There are many opportunities available for people looking to turn some money that they have saved into even more money. Trading focuses on doing this in a short while. But the hardest part of trading for many people is that they dont want to lose their money. Luckily, there are some things you can do to protect your trading capital from catastrophic losses.
The first thing that you need to do is to make sure that you can afford to lose the money you are using. No one wants to lose money, but by trading with next months rent money, you are putting yourself in a good deal of risk. When you become too attached to your money, you start making mistakes. Perhaps you will be a little sluggish to enter a trade, even though your Trade Vantage is telling you to go. Or even worse, you made the trade, started losing money, and then tried to chase your losses and end up losing even more as a result. Trading is a dangerous world and if you are having your judgment clouded by emotions, you will make mistakes.

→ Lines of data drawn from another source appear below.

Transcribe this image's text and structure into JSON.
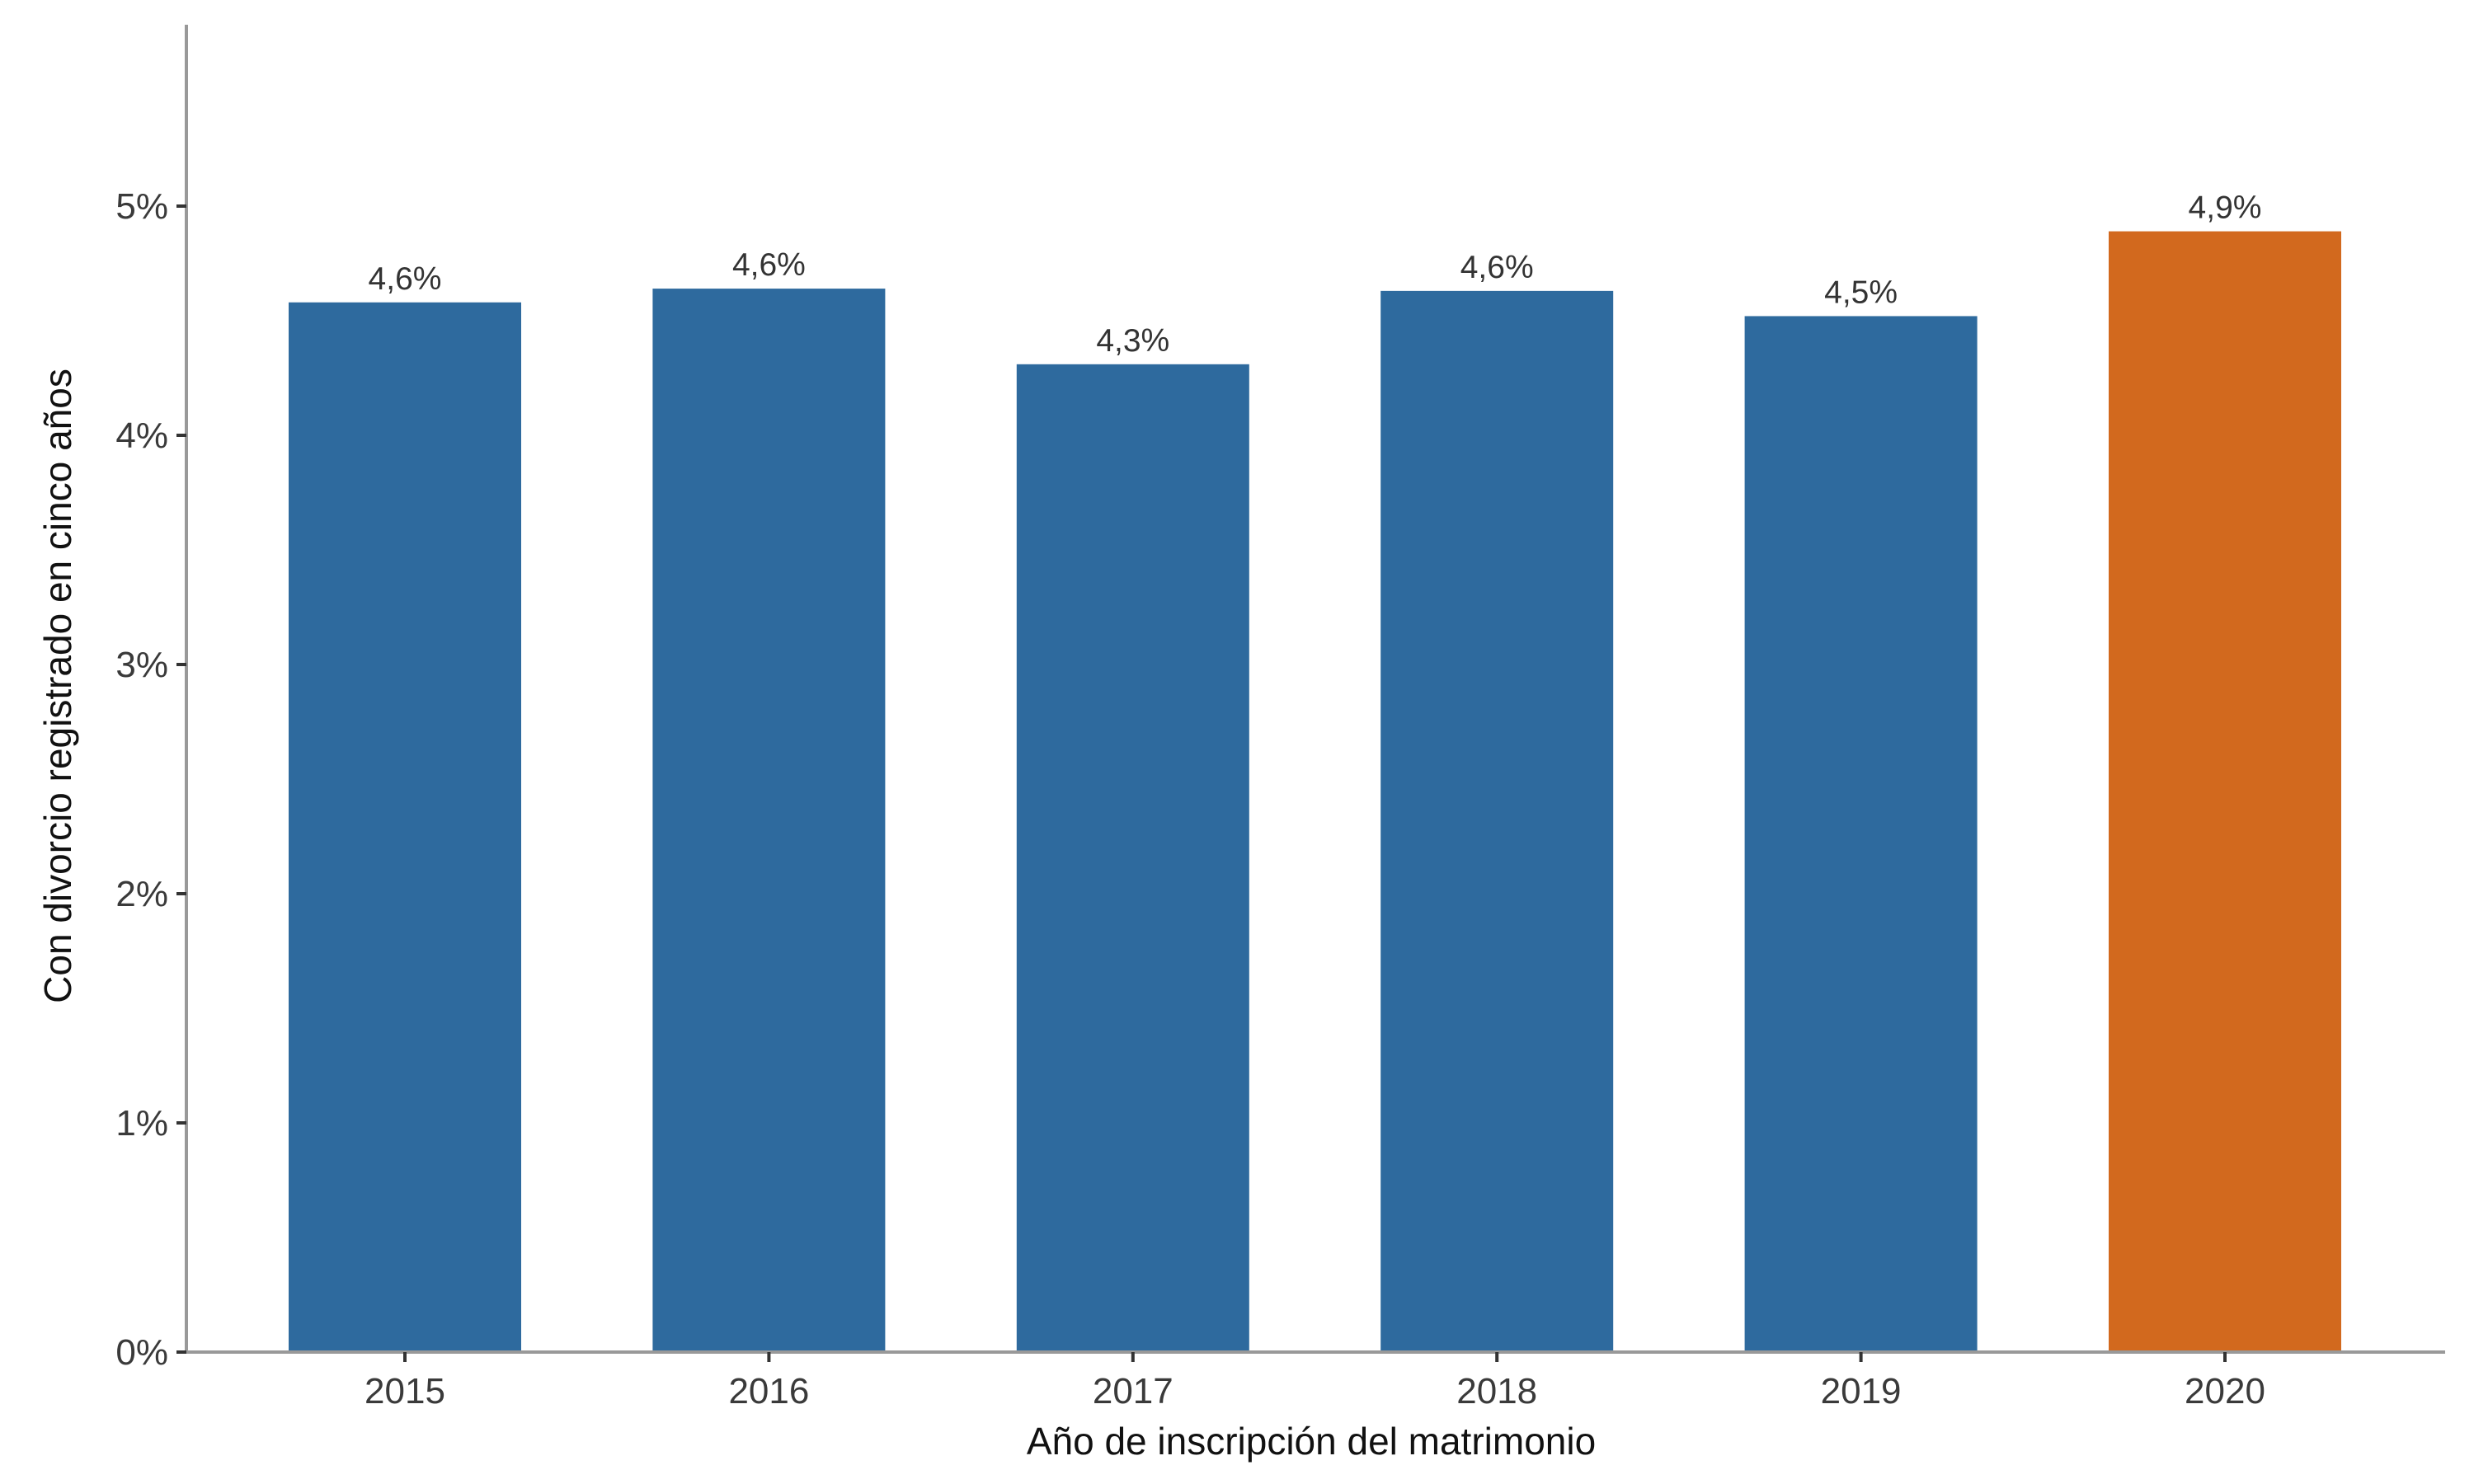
{
  "chart_data": {
    "type": "bar",
    "categories": [
      "2015",
      "2016",
      "2017",
      "2018",
      "2019",
      "2020"
    ],
    "values": [
      4.58,
      4.64,
      4.31,
      4.63,
      4.52,
      4.89
    ],
    "data_labels": [
      "4,6%",
      "4,6%",
      "4,3%",
      "4,6%",
      "4,5%",
      "4,9%"
    ],
    "title": "",
    "xlabel": "Año de inscripción del matrimonio",
    "ylabel": "Con divorcio registrado en cinco años",
    "ylim": [
      0,
      5.8
    ],
    "yticks": [
      0,
      1,
      2,
      3,
      4,
      5
    ],
    "ytick_labels": [
      "0%",
      "1%",
      "2%",
      "3%",
      "4%",
      "5%"
    ],
    "grid": false,
    "legend": "none",
    "colors": {
      "default": "#2E6A9E",
      "highlight": "#D2691E",
      "highlight_category": "2020",
      "axis": "#999999",
      "tick": "#333333"
    }
  }
}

The next step to preventing large losses of money is to make sure you have the proper safeguards in place. Stop-loss orders are a type of order that you will give to your broker that will automatically trigger a closing of your position if the price of the asset you are trading reaches that point. If you buy 10 shares of Apple at $550 each, you might want to put a stop-loss point at $525 in order to prevent a freefalling stock from wiping out your trading capital. Assume Apple falls down to $500 after your trade was ended by the stop-loss order. Just by giving this extra information to your broker, you are saving $250.
With a short sale, you will want to have your stop-loss point above the current price. In the Apple example, assume you think that the price will drop from $550 to $500 and you borrow the shares to sell them short. If the price goes up instead, your stop-loss order will prevent the huge losses that a soaring stock can pose to short sellers.